LISNR: the real hero

Using LISNR, we put a high-pitched, inaudible tone into the ads we demoed.  Humans can't hear it, but adHarmony (and apparently dogs) can.  
Supposedly, dogs hear a low hum

In each tone is encoded a secret message that the app hears.  Our friend Jill from LISNR described as "an intelligent audio QR code".1



adHarmony gives the viewer options specific to the ad



When the app hears the secret message, it tells LISNR the secret message.  LISNR then responds with a specific message we configured ahead of time. The message tells adHarmony what to show for this ad.  Namely...
  1. what the swipeable image should looks like
  2. what web address to load when the user swipes left
  3. what web address to load when the user swipes right
You wouldn't notice, but the app loads a webview after the user swipes.

If the user chooses to skip the ad, skip the ad


WARNING: below is some real inside baseball.  The gist is: for the demo, we replaced the normal program that handles ad playback on NBC's website with a custom program that waits for our server to tell it to skip an ad.

For the demo, we changed how an NBC video player loads on our computer using a web proxy called Charles. We actually changed the normal functionality in two ways:  
  1. First...ya know how a website might load any video ad when you load it?  For our purposes, we made sure a specific ad (the demo ad) was returned on each page load.  
  2. Second, we loaded a special version of ad manager we tweaked for the hackathon.  The ad manager is the piece of code that coordinates video ad playback on a website.  

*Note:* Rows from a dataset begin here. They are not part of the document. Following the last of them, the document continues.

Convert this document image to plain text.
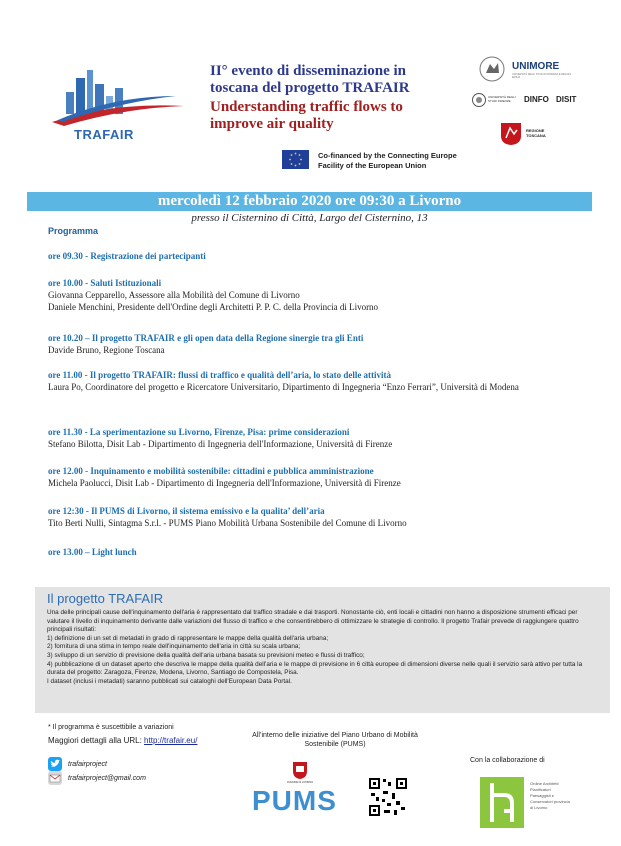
TRAFAIR
II° evento di disseminazione in toscana del progetto TRAFAIR
Understanding traffic flows to improve air quality
Co-financed by the Connecting Europe Facility of the European Union
UNIMORE
UNIVERSITÀ DEGLI STUDI DI MODENA E REGGIO EMILIA
UNIVERSITÀ DEGLI STUDI FIRENZE	DINFO DISIT
REGIONE TOSCANA
mercoledì 12 febbraio 2020 ore 09:30 a Livorno
presso il Cisternino di Città, Largo del Cisternino, 13
Programma
ore 09.30 - Registrazione dei partecipanti
ore 10.00 - Saluti Istituzionali
Giovanna Cepparello, Assessore alla Mobilità del Comune di Livorno
Daniele Menchini, Presidente dell'Ordine degli Architetti P. P. C. della Provincia di Livorno
ore 10.20 – Il progetto TRAFAIR e gli open data della Regione sinergie tra gli Enti
Davide Bruno, Regione Toscana
ore 11.00 - Il progetto TRAFAIR: flussi di traffico e qualità dell’aria, lo stato delle attività
Laura Po, Coordinatore del progetto e Ricercatore Universitario, Dipartimento di Ingegneria “Enzo Ferrari”, Università di Modena
ore 11.30 - La sperimentazione su Livorno, Firenze, Pisa: prime considerazioni
Stefano Bilotta, Disit Lab - Dipartimento di Ingegneria dell'Informazione, Università di Firenze
ore 12.00 - Inquinamento e mobilità sostenibile: cittadini e pubblica amministrazione
Michela Paolucci, Disit Lab - Dipartimento di Ingegneria dell'Informazione, Università di Firenze
ore 12:30 - Il PUMS di Livorno, il sistema emissivo e la qualita’ dell’aria
Tito Berti Nulli, Sintagma S.r.l. - PUMS Piano Mobilità Urbana Sostenibile del Comune di Livorno
ore 13.00 – Light lunch
Il progetto TRAFAIR

Una delle principali cause dell'inquinamento dell'aria è rappresentato dal traffico stradale e dai trasporti. Nonostante ciò, enti locali e cittadini non hanno a disposizione strumenti efficaci per valutare il livello di inquinamento derivante dalle variazioni del flusso di traffico e che consentirebbero di ottimizzare le strategie di controllo. Il progetto Trafair prevede di raggiungere quattro principali risultati:
1) definizione di un set di metadati in grado di rappresentare le mappe della qualità dell'aria urbana;
2) fornitura di una stima in tempo reale dell'inquinamento dell'aria in città su scala urbana;
3) sviluppo di un servizio di previsione della qualità dell'aria urbana basata su previsioni meteo e flussi di traffico;
4) pubblicazione di un dataset aperto che descriva le mappe della qualità dell'aria e le mappe di previsione in 6 città europee di dimensioni diverse nelle quali il servizio sarà attivo per tutta la durata del progetto: Zaragoza, Firenze, Modena, Livorno, Santiago de Compostela, Pisa.
I dataset (inclusi i metadati) saranno pubblicati sui cataloghi dell'European Data Portal.

* Il programma è suscettibile a variazioni
Maggiori dettagli alla URL: http://trafair.eu/
trafairproject
trafairproject@gmail.com
All’interno delle iniziative del Piano Urbano di Mobilità Sostenibile (PUMS)
COMUNE DI LIVORNO
PUMS
Con la collaborazione di
Ordine Architetti Pianificatori Paesaggisti e Conservatori provincia di Livorno
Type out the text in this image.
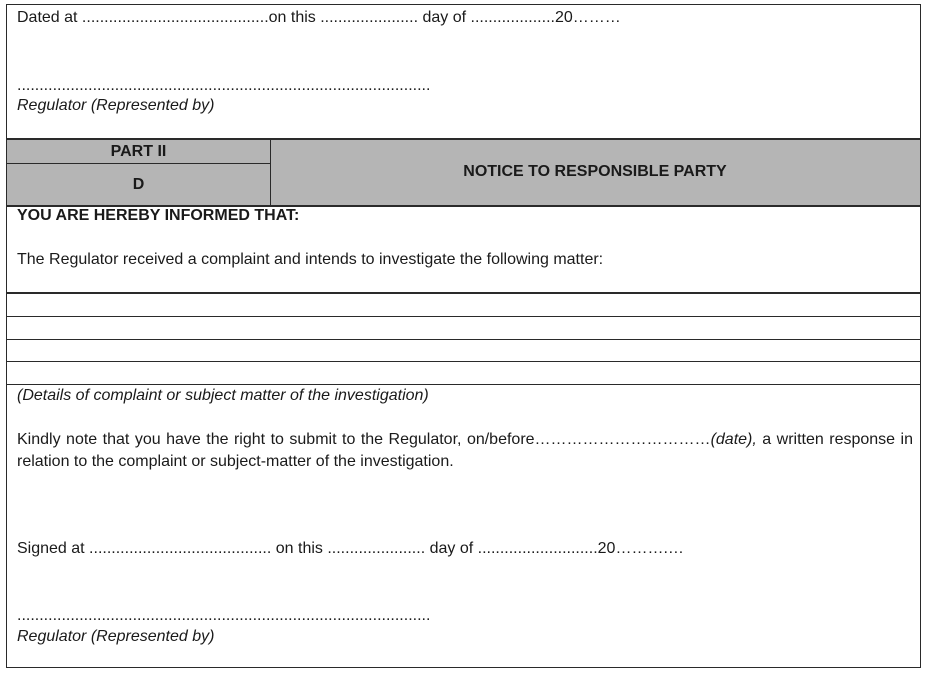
Dated at ..........................................on this ...................... day of ...................20………
.............................................................................................
Regulator (Represented by)
PART II
D
NOTICE TO RESPONSIBLE PARTY
YOU ARE HEREBY INFORMED THAT:
The Regulator received a complaint and intends to investigate the following matter:
(Details of complaint or subject matter of the investigation)
Kindly note that you have the right to submit to the Regulator, on/before……………………………(date), a written response in relation to the complaint or subject-matter of the investigation.
Signed at ......................................... on this ...................... day of ...........................20……….…
.............................................................................................
Regulator (Represented by)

How to force the ad you want to return is pretty basic testing functionality that FreeWheel supports.
The functionality we snuck into the special ad manager is noteworthy!

What makes this ad manager special is that it continually pings our dev serv
er asking if it can skip the ad. 

If the dev server ever says "ok", the ad manager stops playing the ad and does whatever its supposed to do next: play another ad or go back to content.  The dev server only says "ok" when the adHarmony app has received an ad skip request.


Tracking Usage

Whenever the user app hears an ad or has some interaction, the app sends that message to the dev server and it's logged in a database.  We built out the backend, but there's nothing too special to talk about.  Nothing flashy or over-designed.  Just a Proof of Concept with a pretty basic database schema.

Putting it all together


  • 1&2. When the webpage loads, it get's the special ad manager and the forced ad response from "the FreeWheel ad server" (actually local via Charles web proxy).
  • 3. While the ad plays, the adHarmony app hears the LISNR code
  • 4. AdHarmony pings the LISNR service and renders what returns
  • 5. When adHarmony hears an ad, or whenever a user interacts, out dev server logs that event
  • 6. While playing an ad, the ad manager continuously checks with the dev server to see if it should skip the ad.  When the dev server says ok, the ad manager skips that ad.

Advengers! Assemble!


So that's how it works.  I was thinking of ending the blog post with where we could go from here or what I learned, but I already covered those things in my past two blog posts. I guess I sort of wrote this series of posts backwards, so let's end by introducing the team!
Ben Pelcyger aka The Face aka General Mischief
In charge of general mischief...and faces
Mengdi Chen aka Death Wish
Very nearly strangled the scrum master every 30 minutes
Xindong Wang aka the Pelican
Ate his weight in fish
Haijun Yang aka The Human Yawn
Apparently does not require sleep to code.  

Yan Sun aka Hawk-eye
He caught like a million Pokemon that weekend


Wei Wei aka Noble Bull the No Bull Bull
Drank more coffee and red bull this weekend that anyone on earth




[1] Footnote: How practical is this?

It may sound difficult to pull this off outside a lab environment because you would need to put a secret message into each ad.  However, embedding a the tone into each ad isn't much of a hurdle.  It could be added to the master (mezzanine) file before it gets transcoded into its various forms.   

Fun fact: Nielsen has done something similar in the past to measure TV and radio viewership.  As far as I know, Nielsen tagged ads AND content, and they used these nifty pagers called "Portable People Meters" to track listeners.



Invented by a company named Arbitron!